Gold Mesoamerican Breastplate
Gold Mesoamerican Breastplate

Ancient European ornamental breastplates tended to be made of gold and other metals, such as those of the Thracians of South-Eastern Europe and the Etruscans of ancient Italy. These were sometimes decorated with rosettes and images of animals, such as lions. Ancient Mesoamerican breastplates and pectorals were also made from hammered gold and decorated with human-like or supernatural images.

Many Native American Indians from the Great Plains and Eastern Woodlands wore breastplates which were fashioned from long, slim beads known as hair pipes. These were worn by both men and women and made from conch shell, bone, rolled copper, silver, stone or glass. Hair pipe breastplates were often large, rectangular or chevron-shaped adornments, which sometimes featured tassels. The long beads were often strung onto buckskin cords.
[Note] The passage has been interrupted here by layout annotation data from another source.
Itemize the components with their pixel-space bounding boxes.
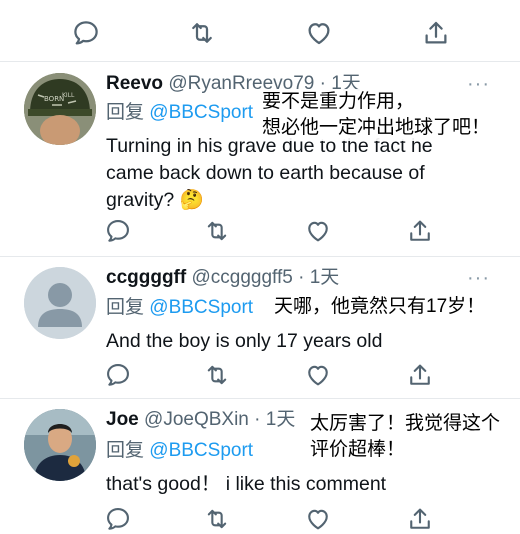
tweet-text: Turning in his grave due to the fact he … bbox=[106, 135, 433, 211]
mention-link[interactable]: @BBCSport bbox=[149, 440, 253, 461]
reply-button[interactable] bbox=[104, 361, 132, 389]
translation-overlay: 太厉害了！我觉得这个 评价超棒！ bbox=[308, 411, 503, 463]
overlay-line: 天哪，他竟然只有17岁！ bbox=[274, 296, 486, 317]
heart-icon bbox=[308, 509, 328, 530]
replying-to: 回复 @BBCSport bbox=[106, 296, 253, 320]
retweet-arrows-icon bbox=[207, 365, 227, 385]
overlay-line: 评价超棒！ bbox=[310, 439, 406, 460]
reply-button[interactable] bbox=[104, 217, 132, 245]
share-button[interactable] bbox=[421, 18, 451, 48]
more-options-button[interactable]: ··· bbox=[467, 267, 490, 290]
retweet-button[interactable] bbox=[187, 18, 217, 48]
display-name[interactable]: ccggggff bbox=[106, 267, 186, 288]
overlay-line: 要不是重力作用， bbox=[262, 91, 415, 112]
share-button[interactable] bbox=[406, 505, 434, 533]
comment-bubble-icon bbox=[107, 508, 129, 530]
reply-prefix: 回复 bbox=[106, 102, 145, 123]
avatar[interactable] bbox=[24, 267, 96, 339]
tweet-header: ccggggff @ccggggff5 · 1天 bbox=[106, 266, 339, 290]
reply-tweet-ccggggff[interactable]: ccggggff @ccggggff5 · 1天 ··· 回复 @BBCSpor… bbox=[0, 257, 520, 399]
reply-prefix: 回复 bbox=[106, 440, 145, 461]
tweet-actions bbox=[0, 211, 520, 251]
overlay-line: 想必他一定冲出地球了吧！ bbox=[262, 117, 491, 138]
replying-to: 回复 @BBCSport bbox=[106, 101, 253, 125]
share-button[interactable] bbox=[406, 361, 434, 389]
comment-bubble-icon bbox=[107, 220, 129, 242]
retweet-button[interactable] bbox=[203, 361, 231, 389]
translation-overlay: 天哪，他竟然只有17岁！ bbox=[272, 294, 488, 320]
share-upload-icon bbox=[410, 364, 430, 385]
like-button[interactable] bbox=[304, 217, 332, 245]
heart-icon bbox=[308, 365, 328, 386]
like-button[interactable] bbox=[304, 505, 332, 533]
retweet-button[interactable] bbox=[203, 505, 231, 533]
avatar-image bbox=[24, 409, 96, 481]
reply-tweet-reevo[interactable]: BORN KILL Reevo @RyanRreevo79 · 1天 ··· 回… bbox=[0, 61, 520, 257]
heart-icon bbox=[308, 221, 328, 242]
overlay-line: 太厉害了！我觉得这个 bbox=[310, 413, 501, 434]
mention-link[interactable]: @BBCSport bbox=[149, 297, 253, 318]
handle-and-time[interactable]: @JoeQBXin · 1天 bbox=[144, 409, 295, 430]
reply-button[interactable] bbox=[104, 505, 132, 533]
share-upload-icon bbox=[410, 508, 430, 529]
share-upload-icon bbox=[410, 220, 430, 241]
svg-text:KILL: KILL bbox=[62, 92, 75, 99]
comment-bubble-icon bbox=[107, 364, 129, 386]
avatar[interactable]: BORN KILL bbox=[24, 73, 96, 145]
replying-to: 回复 @BBCSport bbox=[106, 439, 253, 463]
share-button[interactable] bbox=[406, 217, 434, 245]
avatar-image: BORN KILL bbox=[24, 73, 96, 145]
retweet-arrows-icon bbox=[207, 509, 227, 529]
previous-tweet-actions bbox=[0, 14, 520, 54]
heart-icon bbox=[308, 23, 330, 45]
tweet-text: And the boy is only 17 years old bbox=[106, 330, 383, 352]
tweet-actions bbox=[0, 355, 520, 395]
comment-bubble-icon bbox=[74, 21, 98, 45]
reply-prefix: 回复 bbox=[106, 297, 145, 318]
reply-tweet-joe[interactable]: Joe @JoeQBXin · 1天 回复 @BBCSport 太厉害了！我觉得… bbox=[0, 399, 520, 534]
handle-and-time[interactable]: @ccggggff5 · 1天 bbox=[192, 267, 340, 288]
reply-button[interactable] bbox=[71, 18, 101, 48]
retweet-arrows-icon bbox=[192, 23, 212, 43]
tweet-header: Joe @JoeQBXin · 1天 bbox=[106, 408, 295, 432]
share-upload-icon bbox=[425, 21, 447, 44]
display-name[interactable]: Joe bbox=[106, 409, 139, 430]
default-avatar-icon bbox=[24, 267, 96, 339]
avatar[interactable] bbox=[24, 409, 96, 481]
display-name[interactable]: Reevo bbox=[106, 73, 163, 94]
like-button[interactable] bbox=[304, 361, 332, 389]
like-button[interactable] bbox=[304, 18, 334, 48]
retweet-button[interactable] bbox=[203, 217, 231, 245]
translation-overlay: 要不是重力作用， 想必他一定冲出地球了吧！ bbox=[260, 89, 493, 141]
mention-link[interactable]: @BBCSport bbox=[149, 102, 253, 123]
tweet-text: that's good！ i like this comment bbox=[106, 473, 387, 495]
tweet-actions bbox=[0, 499, 520, 534]
retweet-arrows-icon bbox=[207, 221, 227, 241]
The hair pipe beads were sometimes several inches long and some breastplates contained over one hundred beads. Hair pipes were also used in choker necklaces and earrings.

Himalayan Gemstone Breastplate
Himalayan Gemstone Breastplate

Other people from cultures all over the world have made breastplates, such as the Hmong people from the mountainous areas south of China. Hmong breastplates are fashioned from beautifully etched silver pieces. The people of Ladakh in Northern India have amazingly intricate breastplate ornaments fashioned from turquoise, carnelian, coral and other gemstones. Some particularly striking Nepalese breastplates have been made from gilded copper and set with ruby, turquoise and coral cabochons.
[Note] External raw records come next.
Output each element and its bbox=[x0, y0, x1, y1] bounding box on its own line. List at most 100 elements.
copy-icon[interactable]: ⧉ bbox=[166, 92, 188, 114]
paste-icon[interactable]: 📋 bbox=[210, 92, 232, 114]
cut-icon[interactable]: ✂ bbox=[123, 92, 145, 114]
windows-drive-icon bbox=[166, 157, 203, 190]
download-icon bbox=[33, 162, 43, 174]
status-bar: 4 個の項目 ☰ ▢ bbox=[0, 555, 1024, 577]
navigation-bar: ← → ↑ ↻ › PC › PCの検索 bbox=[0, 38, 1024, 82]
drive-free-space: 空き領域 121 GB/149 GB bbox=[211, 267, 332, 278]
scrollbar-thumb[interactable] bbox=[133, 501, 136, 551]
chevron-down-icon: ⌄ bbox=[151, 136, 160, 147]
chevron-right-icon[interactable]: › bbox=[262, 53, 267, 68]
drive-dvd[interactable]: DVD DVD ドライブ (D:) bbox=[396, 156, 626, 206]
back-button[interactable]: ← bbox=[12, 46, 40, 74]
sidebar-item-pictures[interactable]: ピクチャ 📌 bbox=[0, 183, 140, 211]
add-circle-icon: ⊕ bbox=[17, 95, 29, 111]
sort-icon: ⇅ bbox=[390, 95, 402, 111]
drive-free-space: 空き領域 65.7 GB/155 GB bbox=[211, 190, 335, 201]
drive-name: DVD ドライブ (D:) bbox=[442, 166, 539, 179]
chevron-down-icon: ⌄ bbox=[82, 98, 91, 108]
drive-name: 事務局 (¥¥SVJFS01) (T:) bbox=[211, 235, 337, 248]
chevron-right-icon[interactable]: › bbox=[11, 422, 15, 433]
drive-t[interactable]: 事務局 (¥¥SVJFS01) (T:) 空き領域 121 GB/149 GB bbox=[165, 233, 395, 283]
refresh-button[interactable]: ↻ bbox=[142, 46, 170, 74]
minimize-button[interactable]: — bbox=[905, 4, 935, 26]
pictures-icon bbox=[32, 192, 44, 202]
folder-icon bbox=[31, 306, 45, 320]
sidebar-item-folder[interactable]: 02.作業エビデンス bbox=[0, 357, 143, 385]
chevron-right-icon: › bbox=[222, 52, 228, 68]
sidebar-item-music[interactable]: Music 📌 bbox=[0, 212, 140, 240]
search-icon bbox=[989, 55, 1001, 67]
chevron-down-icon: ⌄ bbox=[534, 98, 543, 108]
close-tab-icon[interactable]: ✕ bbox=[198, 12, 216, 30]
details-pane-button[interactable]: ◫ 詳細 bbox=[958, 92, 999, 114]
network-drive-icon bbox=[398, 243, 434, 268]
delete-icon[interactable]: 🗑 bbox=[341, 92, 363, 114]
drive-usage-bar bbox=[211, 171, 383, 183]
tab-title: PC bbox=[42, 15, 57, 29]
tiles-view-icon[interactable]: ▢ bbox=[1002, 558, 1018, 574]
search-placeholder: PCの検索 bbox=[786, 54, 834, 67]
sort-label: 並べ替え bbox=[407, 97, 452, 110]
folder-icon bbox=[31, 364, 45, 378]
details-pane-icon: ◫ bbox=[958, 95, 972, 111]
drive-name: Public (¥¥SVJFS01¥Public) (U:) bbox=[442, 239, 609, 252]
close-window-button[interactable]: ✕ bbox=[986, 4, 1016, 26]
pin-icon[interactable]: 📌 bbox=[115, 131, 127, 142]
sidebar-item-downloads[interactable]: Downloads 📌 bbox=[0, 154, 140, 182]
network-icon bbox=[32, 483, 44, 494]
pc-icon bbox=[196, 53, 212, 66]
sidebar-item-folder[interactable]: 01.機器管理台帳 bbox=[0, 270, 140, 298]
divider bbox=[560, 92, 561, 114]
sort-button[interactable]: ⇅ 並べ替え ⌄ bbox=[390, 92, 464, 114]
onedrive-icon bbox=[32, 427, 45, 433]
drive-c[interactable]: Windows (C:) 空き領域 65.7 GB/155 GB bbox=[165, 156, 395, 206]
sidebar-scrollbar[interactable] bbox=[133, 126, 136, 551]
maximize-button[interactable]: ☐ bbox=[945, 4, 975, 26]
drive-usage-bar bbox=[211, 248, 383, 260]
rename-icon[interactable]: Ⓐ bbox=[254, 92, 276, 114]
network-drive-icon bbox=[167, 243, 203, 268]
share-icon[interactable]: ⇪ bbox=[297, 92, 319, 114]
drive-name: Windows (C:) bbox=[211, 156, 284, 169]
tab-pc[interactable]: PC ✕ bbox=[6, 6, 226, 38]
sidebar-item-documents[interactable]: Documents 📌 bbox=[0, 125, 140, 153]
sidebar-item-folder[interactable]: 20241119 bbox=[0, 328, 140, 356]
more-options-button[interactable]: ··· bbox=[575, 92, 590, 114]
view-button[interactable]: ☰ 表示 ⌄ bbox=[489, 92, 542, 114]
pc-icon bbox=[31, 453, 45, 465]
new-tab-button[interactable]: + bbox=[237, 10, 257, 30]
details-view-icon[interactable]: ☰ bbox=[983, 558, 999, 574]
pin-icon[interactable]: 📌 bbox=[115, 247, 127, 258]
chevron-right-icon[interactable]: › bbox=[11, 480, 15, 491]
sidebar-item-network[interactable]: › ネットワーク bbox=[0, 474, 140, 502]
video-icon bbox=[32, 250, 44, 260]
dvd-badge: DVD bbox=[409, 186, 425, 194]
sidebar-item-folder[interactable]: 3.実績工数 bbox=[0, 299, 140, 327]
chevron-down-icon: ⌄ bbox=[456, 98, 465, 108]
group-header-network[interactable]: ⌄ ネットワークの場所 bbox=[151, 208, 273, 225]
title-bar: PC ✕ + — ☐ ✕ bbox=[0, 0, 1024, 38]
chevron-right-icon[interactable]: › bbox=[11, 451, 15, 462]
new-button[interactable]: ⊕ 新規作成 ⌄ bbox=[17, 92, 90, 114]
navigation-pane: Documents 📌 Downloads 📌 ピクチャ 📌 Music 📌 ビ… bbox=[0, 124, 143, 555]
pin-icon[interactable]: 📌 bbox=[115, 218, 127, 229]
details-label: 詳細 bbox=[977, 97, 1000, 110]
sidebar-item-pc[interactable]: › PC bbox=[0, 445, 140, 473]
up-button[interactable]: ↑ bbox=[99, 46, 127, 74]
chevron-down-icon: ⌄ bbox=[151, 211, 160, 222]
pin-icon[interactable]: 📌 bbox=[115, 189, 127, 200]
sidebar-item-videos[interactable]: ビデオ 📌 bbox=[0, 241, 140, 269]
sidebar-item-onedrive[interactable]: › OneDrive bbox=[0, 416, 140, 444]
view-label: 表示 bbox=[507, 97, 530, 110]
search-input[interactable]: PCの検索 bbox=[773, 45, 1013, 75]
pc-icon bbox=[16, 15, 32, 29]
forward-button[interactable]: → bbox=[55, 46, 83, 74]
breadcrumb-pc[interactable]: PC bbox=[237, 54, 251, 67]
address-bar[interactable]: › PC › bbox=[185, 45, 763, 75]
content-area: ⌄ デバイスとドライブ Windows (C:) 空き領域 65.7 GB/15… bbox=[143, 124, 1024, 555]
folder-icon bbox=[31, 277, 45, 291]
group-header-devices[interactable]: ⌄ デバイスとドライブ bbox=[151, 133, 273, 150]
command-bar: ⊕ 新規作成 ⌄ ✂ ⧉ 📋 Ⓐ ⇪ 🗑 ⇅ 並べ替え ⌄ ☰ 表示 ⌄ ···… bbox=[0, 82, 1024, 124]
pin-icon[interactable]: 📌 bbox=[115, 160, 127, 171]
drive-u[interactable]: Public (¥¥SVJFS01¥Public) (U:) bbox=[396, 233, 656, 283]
Such traditional breastplate designs have inspired modern breastplate necklaces. Breastplate necklaces or bib necklaces have a broad front section that covers part of the chest. These necklaces can also be tribal style, high style or modern street style. They may be big and bold with large heavy pieces, or light and dainty, with just a few chains or beads. While the terms "breastplate" and "bib" are sometimes used interchangeably, bib necklaces generally have a rounded shape and breastplates tend to have flat or elongated parts that sit against the chest.

If you are thinking of making or wearing a necklace, consider a breastplate or bib necklace. It can be a statement piece full of colored gems or a light chain with a small splash of color that makes a change from the usual. It may not protect you from harm or contain special powers, but it will look amazing.